- School: University of Tulsa
- Location: Tulsa, Oklahoma
- Conference: American Athletic Conference
- Director: Matthew Schepers
- Members: 121
- Fight song: "Hurricane Spirit"
- Website: https://artsandsciences.utulsa.edu/academics/departments-schools/music/the-sound-of-the-golden-hurricane-marching-band/

= The Sound of the Golden Hurricane Marching Band =

Marching band of the University of Tulsa, Oklahoma, US

The Sound of the Golden Hurricane is the school marching band for the University of Tulsa, based in Tulsa, Oklahoma. The band is led by Matthew Schepers, Director of Athletic Bands, with Chris Harris serving as the percussion instructor. The color guard is under the instruction of Ms. Sydney Johnston. "The Sound" specializes in performing a variety of music geared to crowd entertainment, and performs in a multitude of styles during TU athletic events. The band performs a different halftime show for almost every home game throughout each football season, and introduced a new pre-game routine in 2013. The Sound debuted new uniforms during the 2016 season, featuring the first new uniform design for the group since the early 1990s.
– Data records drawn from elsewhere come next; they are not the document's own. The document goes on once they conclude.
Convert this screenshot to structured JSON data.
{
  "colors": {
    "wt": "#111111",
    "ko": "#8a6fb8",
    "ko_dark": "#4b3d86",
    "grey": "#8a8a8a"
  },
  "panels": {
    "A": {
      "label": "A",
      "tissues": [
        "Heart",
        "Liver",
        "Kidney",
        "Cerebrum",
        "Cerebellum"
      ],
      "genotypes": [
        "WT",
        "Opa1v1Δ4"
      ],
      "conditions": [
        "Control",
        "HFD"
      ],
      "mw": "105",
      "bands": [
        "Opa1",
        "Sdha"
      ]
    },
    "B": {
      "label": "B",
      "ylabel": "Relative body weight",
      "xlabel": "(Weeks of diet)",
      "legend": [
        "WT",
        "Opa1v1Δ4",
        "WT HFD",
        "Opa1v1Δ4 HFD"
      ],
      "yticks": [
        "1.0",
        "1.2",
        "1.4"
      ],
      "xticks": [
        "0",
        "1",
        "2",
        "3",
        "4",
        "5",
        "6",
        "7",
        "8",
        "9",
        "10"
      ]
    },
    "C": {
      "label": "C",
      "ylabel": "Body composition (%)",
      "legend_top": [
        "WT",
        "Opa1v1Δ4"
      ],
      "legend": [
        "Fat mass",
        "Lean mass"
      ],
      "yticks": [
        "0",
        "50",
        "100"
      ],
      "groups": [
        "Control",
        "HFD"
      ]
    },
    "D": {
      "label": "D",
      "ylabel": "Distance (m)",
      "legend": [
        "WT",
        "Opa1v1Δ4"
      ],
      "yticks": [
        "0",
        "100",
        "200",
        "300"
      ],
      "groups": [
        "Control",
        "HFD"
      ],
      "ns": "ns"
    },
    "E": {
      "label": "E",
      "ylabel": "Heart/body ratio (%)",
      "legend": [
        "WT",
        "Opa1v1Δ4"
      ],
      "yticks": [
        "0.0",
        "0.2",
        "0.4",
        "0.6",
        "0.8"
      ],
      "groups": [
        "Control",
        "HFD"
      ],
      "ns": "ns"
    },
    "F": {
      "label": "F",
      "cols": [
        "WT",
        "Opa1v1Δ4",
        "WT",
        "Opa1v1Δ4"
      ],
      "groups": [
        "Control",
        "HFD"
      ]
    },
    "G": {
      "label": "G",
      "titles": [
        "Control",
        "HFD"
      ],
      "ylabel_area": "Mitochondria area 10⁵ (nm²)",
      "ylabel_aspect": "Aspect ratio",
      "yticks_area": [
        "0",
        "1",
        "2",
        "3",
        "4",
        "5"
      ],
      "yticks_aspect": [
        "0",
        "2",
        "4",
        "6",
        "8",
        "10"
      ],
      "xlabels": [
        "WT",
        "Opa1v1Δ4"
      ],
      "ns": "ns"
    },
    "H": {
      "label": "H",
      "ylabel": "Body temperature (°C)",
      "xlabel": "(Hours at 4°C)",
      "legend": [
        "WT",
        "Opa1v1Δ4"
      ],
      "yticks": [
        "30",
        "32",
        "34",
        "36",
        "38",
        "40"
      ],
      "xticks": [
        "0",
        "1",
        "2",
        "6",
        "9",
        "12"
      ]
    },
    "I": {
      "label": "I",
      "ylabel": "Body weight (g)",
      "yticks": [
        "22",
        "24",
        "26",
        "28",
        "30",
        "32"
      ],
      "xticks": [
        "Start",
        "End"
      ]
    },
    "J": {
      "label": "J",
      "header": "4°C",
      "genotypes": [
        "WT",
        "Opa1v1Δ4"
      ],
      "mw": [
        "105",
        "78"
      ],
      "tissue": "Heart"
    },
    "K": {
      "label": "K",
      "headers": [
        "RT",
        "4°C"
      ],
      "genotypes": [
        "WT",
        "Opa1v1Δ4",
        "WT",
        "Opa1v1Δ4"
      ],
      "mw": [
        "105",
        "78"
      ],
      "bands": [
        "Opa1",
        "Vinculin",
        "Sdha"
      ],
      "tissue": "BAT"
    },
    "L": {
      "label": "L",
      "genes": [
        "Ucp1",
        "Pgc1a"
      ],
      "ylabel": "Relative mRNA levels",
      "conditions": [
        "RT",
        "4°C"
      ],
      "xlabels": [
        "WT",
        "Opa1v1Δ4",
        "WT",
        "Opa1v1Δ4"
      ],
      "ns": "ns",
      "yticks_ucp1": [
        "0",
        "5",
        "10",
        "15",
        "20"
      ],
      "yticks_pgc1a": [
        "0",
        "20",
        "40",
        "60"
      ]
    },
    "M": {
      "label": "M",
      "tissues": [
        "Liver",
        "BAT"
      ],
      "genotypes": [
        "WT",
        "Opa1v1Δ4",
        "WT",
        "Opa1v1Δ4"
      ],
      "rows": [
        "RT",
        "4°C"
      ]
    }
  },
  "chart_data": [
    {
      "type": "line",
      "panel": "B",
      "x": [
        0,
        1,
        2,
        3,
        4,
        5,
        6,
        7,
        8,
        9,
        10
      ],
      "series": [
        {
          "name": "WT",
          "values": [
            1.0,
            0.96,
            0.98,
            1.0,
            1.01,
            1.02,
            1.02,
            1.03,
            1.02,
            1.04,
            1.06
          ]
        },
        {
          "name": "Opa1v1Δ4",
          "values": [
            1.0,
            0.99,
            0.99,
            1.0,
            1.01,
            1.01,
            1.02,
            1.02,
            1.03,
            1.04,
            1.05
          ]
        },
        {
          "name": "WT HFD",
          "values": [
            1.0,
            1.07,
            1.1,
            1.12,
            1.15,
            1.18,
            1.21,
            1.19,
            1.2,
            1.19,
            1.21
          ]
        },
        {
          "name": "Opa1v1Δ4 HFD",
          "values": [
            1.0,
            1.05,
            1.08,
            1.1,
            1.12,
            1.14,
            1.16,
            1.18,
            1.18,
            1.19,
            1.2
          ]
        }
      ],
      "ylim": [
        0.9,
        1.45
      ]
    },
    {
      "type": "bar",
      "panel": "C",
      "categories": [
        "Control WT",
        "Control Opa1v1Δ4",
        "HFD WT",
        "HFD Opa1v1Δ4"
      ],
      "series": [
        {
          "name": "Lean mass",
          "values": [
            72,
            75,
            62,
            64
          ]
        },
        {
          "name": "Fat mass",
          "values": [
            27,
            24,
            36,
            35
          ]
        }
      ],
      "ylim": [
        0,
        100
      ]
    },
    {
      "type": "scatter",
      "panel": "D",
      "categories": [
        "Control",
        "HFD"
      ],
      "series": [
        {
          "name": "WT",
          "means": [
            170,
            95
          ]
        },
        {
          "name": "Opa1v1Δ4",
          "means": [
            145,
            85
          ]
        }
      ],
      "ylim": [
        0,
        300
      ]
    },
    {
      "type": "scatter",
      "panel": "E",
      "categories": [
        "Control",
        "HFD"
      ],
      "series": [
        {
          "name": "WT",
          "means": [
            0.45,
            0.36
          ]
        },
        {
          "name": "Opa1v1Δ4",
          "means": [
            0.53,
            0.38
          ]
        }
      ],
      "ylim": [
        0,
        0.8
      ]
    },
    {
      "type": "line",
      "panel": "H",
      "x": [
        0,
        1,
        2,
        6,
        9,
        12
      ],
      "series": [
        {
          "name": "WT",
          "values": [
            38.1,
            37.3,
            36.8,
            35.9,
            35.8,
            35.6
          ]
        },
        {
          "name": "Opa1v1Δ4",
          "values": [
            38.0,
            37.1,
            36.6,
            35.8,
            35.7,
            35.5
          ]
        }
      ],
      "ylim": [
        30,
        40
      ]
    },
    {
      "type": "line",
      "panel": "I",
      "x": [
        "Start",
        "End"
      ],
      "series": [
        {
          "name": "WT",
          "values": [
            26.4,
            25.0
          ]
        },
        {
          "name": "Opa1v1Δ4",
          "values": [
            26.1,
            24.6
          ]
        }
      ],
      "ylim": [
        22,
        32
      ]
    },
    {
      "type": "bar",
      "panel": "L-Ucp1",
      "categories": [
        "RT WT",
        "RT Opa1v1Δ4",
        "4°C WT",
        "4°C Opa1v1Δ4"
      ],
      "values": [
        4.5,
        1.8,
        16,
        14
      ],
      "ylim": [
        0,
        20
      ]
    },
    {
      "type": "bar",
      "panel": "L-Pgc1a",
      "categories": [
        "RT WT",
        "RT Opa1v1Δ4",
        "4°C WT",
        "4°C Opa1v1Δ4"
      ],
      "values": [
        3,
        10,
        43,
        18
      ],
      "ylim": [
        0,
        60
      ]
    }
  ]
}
The band performs at every home game for the Golden Hurricane football team in Chapman Stadium, as well as selected away games and bowl appearances. The band also performs at many men's and women's basketball games at the University of Tulsa's Reynolds Center. The band has appeared on several Tulsa news stations and ESPN broadcasts of TU football games. The band has performed at several bowl games, including the Independence Bowl, GMAC Bowl, Harvest Bowl, Liberty Bowl, Miami Beach Bowl, and the Armed Forces Bowl.

The Sound of the Golden Hurricane is officially considered a part of the TU curriculum: students may earn academic credit for marching in the band, though this is not mandatory for participation. The band boasts a very high rate of undergraduate participation; 3.5% of the total undergraduate student population are members of the band, a rate only eclipsed at the FBS collegiate level by the Band of the Fighting Irish from the University of Notre Dame.